# How much does it cost to repair a muffler?



## RitaHarris (Jan 22, 2006)

I was told that my muffler and the entire bar that goes from the front to the back is broken. There is a small leak and I need my rear brakes replaced.

this all stems from an awful rattling noise that the car has been making for months now..

anyone?


----------



## RitaHarris (Jan 22, 2006)

anyone?????


----------



## wes (Apr 30, 2002)

RitaHarris said:


> anyone?????


Please do not bump threads within the first 24 hours. We all have lives and will answer when we have time. 

That being said, this is a hard question to answer for you. The reality is asking questions like this shows that you have very little car knowledge. This is not a bad thing until you get to your mechanic. As we can tell you the specific answer to your question, but when you get to your mechanic he can tell you something completely different, you really have no choice but to believe him, as without the proper knowledge you can't keep him honest. 

My advice is to find someone locally that you trust, have them fix it, and be happy that the problem is solved.


----------



## nova73guy (Mar 30, 2004)

I agree, but can't figure out why the guy would look at the brakes if the exhaust was rattling. Also, the rear brake pads/shoes have VERY LITTLE material on them when new. If you have the work done, tell the guy to save the old parts in case you want to compare them to what was installed.


----------



## RitaHarris (Jan 22, 2006)

Thanks alot. I got it fixed. But I have another problem.

The "check engine" light has decided that it's going to on. It wasnt on ever before and nothing was done to the engine and I would hate to think that I have to turn now and pay more money to get it checked. why do u think it decided to pop on?

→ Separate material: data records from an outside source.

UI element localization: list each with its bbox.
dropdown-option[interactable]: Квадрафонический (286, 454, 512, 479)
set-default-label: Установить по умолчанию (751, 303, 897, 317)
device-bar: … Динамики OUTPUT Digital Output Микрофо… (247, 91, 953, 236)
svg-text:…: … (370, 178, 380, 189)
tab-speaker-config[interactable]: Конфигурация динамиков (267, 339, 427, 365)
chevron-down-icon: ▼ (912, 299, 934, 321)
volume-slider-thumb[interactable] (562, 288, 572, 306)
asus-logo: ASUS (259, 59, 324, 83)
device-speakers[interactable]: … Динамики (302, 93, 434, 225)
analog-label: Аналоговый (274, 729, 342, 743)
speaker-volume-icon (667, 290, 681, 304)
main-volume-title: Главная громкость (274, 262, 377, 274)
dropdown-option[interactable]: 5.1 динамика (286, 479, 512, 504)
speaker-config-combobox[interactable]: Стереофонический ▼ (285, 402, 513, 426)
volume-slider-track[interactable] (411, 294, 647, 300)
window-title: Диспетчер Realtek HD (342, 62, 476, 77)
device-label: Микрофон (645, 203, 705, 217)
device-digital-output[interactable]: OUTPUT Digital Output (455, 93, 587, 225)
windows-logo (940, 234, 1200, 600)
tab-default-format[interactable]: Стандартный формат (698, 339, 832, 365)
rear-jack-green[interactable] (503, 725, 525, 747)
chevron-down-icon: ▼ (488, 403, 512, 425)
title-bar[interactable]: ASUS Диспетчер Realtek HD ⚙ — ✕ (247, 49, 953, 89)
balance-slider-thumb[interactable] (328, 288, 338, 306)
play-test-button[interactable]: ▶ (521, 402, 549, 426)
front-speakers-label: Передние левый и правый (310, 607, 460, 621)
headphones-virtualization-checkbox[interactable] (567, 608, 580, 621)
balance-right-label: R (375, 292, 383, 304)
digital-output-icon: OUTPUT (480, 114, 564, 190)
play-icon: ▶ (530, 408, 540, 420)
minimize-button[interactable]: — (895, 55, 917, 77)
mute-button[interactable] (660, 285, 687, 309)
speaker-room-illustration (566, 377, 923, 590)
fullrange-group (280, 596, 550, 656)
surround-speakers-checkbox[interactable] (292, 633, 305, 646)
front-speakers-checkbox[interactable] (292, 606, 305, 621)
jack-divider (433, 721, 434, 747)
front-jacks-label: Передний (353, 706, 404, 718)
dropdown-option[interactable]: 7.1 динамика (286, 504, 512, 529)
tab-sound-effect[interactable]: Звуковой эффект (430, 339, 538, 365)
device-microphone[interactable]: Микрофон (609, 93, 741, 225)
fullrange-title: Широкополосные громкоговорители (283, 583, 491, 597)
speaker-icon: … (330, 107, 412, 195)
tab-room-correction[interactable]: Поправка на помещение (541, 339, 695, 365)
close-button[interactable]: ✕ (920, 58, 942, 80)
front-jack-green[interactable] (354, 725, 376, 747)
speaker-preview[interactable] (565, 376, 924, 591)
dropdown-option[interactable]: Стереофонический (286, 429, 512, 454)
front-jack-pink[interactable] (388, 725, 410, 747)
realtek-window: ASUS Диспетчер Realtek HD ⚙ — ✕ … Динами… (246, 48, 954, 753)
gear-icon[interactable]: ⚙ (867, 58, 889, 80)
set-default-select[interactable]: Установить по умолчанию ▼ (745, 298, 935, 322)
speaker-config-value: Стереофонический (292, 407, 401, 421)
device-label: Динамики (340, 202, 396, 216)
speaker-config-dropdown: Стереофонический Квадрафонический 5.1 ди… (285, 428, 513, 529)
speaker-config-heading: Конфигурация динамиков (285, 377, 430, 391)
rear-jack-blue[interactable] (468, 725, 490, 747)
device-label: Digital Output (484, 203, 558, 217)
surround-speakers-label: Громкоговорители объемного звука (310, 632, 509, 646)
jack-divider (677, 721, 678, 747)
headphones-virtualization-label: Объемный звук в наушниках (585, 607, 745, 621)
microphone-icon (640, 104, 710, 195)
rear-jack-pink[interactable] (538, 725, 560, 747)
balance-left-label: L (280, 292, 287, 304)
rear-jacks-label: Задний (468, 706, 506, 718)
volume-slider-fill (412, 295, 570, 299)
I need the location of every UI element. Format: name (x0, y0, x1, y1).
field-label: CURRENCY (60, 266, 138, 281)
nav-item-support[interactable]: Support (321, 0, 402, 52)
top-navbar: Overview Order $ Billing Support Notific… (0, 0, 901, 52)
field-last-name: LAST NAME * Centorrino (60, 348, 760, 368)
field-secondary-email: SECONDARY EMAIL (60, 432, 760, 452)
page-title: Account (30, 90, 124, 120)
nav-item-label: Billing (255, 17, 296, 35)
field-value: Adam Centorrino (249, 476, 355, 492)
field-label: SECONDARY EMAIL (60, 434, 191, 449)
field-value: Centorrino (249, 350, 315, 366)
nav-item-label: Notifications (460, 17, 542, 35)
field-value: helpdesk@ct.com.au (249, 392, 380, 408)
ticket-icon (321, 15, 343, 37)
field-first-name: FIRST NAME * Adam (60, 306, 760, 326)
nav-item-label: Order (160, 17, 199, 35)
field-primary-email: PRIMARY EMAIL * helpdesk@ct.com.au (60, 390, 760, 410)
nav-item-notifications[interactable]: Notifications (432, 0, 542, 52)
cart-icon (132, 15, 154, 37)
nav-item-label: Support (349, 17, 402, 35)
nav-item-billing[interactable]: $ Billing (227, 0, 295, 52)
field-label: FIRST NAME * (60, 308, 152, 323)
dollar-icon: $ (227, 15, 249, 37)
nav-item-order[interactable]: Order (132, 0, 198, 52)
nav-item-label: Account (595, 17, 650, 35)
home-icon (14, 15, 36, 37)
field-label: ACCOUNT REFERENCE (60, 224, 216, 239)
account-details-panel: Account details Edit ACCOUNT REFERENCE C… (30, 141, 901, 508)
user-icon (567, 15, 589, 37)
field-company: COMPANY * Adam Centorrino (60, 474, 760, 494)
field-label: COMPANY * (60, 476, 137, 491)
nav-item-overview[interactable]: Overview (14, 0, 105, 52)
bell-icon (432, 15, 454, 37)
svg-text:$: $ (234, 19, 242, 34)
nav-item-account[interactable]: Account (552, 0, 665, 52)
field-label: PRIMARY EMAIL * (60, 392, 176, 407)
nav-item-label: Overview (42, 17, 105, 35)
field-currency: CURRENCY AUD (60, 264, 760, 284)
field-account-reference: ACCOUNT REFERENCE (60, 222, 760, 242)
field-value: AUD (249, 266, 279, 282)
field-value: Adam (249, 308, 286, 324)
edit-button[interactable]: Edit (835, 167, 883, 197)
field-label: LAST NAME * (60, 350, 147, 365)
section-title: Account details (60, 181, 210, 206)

Also. I need to put freeon into the ac but i dont know how. they told me theyd charge 100 dollars to do it and thats just ridiculous. when the can is just right there in the store and i know u can put it in yourself. can u help me PLEASE? I dont think it has a leak because i bought a new reisistor for the heat, and the ac works but it blows luke warm air. not cool air. and do i need to put some kind of lubricant in it as well? NY IS BLAZING.. SO i need it.


----------



## wes (Apr 30, 2002)

RitaHarris said:


> Thanks alot. I got it fixed. But I have another problem.
> 
> The "check engine" light has decided that it's going to on. It wasnt on ever before and nothing was done to the engine and I would hate to think that I have to turn now and pay more money to get it checked. why do u think it decided to pop on?
> 
> Also. I need to put freeon into the ac but i dont know how. they told me theyd charge 100 dollars to do it and thats just ridiculous. when the can is just right there in the store and i know u can put it in yourself. can u help me PLEASE? I dont think it has a leak because i bought a new reisistor for the heat, and the ac works but it blows luke warm air. not cool air. and do i need to put some kind of lubricant in it as well? NY IS BLAZING.. SO i need it.


Glad you got it fixed. You can search the forums on check engine lights. You can go to autozone and have them read the code, they will at least tell you why the light is on. Then you can come here and search the issue. or if you want to do it yourself visit this thread. 

http://www.nissanforums.com/b14-95-99-chassis/84062-how-manually-pull-define-ecu-error.html

As far as the AC have you looked at the can and read the directions? ALso have you got a second opinion on the re-charge? I see a LOT of places around here that advertise AC recharge specials. FYI chances are you are not putting freeon in the AC it uses a different type of refridgerant. This should be documented in your owners manual. 

Are you willing to try any of this yourself? If so then you can download the FSM (factory service manual) and learn how to do just about anything you could possibly want to do.

You can download it here. 
http://www.nissanforums.com/b14-95-99-chassis/60760-b14-full-service-manual.html


----------



## wes (Apr 30, 2002)

Last but not least, if you are going to ask questions not related to the original topic, it is best to search, and then start a new thread. This way you are bound to get more input/help!


----------